Azimuthal Averages

We noted in discussion yesterday that the aperture sum in the (nearly perfectly recovered) is lower than expected even for a gaussian fit of an airy. A Gaussian approximation to an Airy should recover 93.5% of the flux; 6.5% of the power is in the sidelobes of an Airy disk. We recover about 86-88% of the flux in the input point-source map, or about 5-7% short, despite matching the peak to within 2-3%. This discrepancy is partly - but not completely - explained by a slight negative bowl effect: the Gaussian fit has a higher total flux than the aperture sum. Using the gaussian fit value, the recovery is about 90%. A mere 3% missing flux is not too much of a problem - it could still be that the gaussian is uniformly reduced by bowl effects, or perhaps that some flux is not reincorporated into the map (at a very low level) because it is correlated enough to be PCA-cleaned.
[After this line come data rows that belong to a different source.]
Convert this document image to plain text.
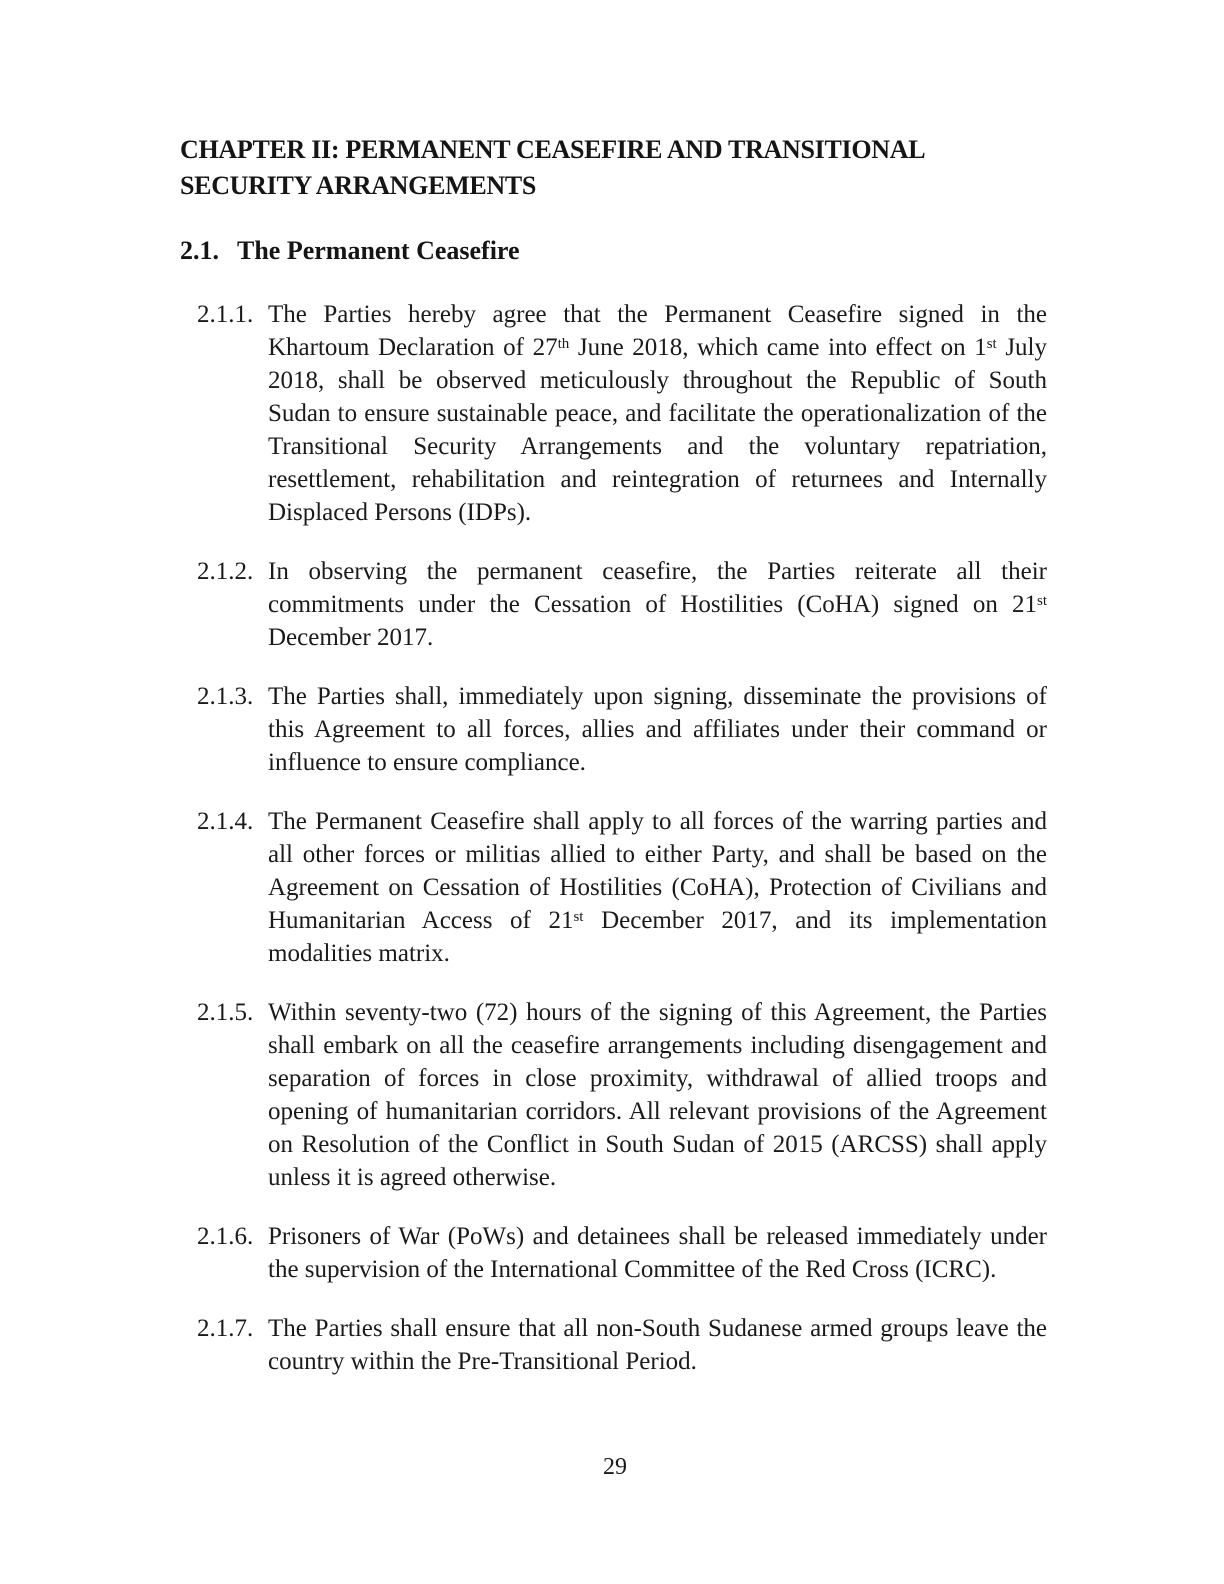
CHAPTER II: PERMANENT CEASEFIRE AND TRANSITIONAL SECURITY ARRANGEMENTS
2.1. The Permanent Ceasefire
2.1.1. The Parties hereby agree that the Permanent Ceasefire signed in the Khartoum Declaration of 27th June 2018, which came into effect on 1st July 2018, shall be observed meticulously throughout the Republic of South Sudan to ensure sustainable peace, and facilitate the operationalization of the Transitional Security Arrangements and the voluntary repatriation, resettlement, rehabilitation and reintegration of returnees and Internally Displaced Persons (IDPs).
2.1.2. In observing the permanent ceasefire, the Parties reiterate all their commitments under the Cessation of Hostilities (CoHA) signed on 21st December 2017.
2.1.3. The Parties shall, immediately upon signing, disseminate the provisions of this Agreement to all forces, allies and affiliates under their command or influence to ensure compliance.
2.1.4. The Permanent Ceasefire shall apply to all forces of the warring parties and all other forces or militias allied to either Party, and shall be based on the Agreement on Cessation of Hostilities (CoHA), Protection of Civilians and Humanitarian Access of 21st December 2017, and its implementation modalities matrix.
2.1.5. Within seventy-two (72) hours of the signing of this Agreement, the Parties shall embark on all the ceasefire arrangements including disengagement and separation of forces in close proximity, withdrawal of allied troops and opening of humanitarian corridors. All relevant provisions of the Agreement on Resolution of the Conflict in South Sudan of 2015 (ARCSS) shall apply unless it is agreed otherwise.
2.1.6. Prisoners of War (PoWs) and detainees shall be released immediately under the supervision of the International Committee of the Red Cross (ICRC).
2.1.7. The Parties shall ensure that all non-South Sudanese armed groups leave the country within the Pre-Transitional Period.
29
In the figure, the top panel is the radial profile of the ds1 data (black), the input data (red), and their gaussian fits (see legend). The circles on the labeled images show the FWHM of the fitted gaussian, indicating a good fit. The apertures used for summation are NOT displayed. The sum aperture has a radius of 90" (6.25 pixels) and the "Noise Aperture" has the same area as the sum aperture.

If we redo the analysis with a smaller aperture, the recovery is better: 95% in the central 45". However, now the airy ring cannot account for any lost flux, so it still looks like there's a 5% loss intrinsic in the pipeline.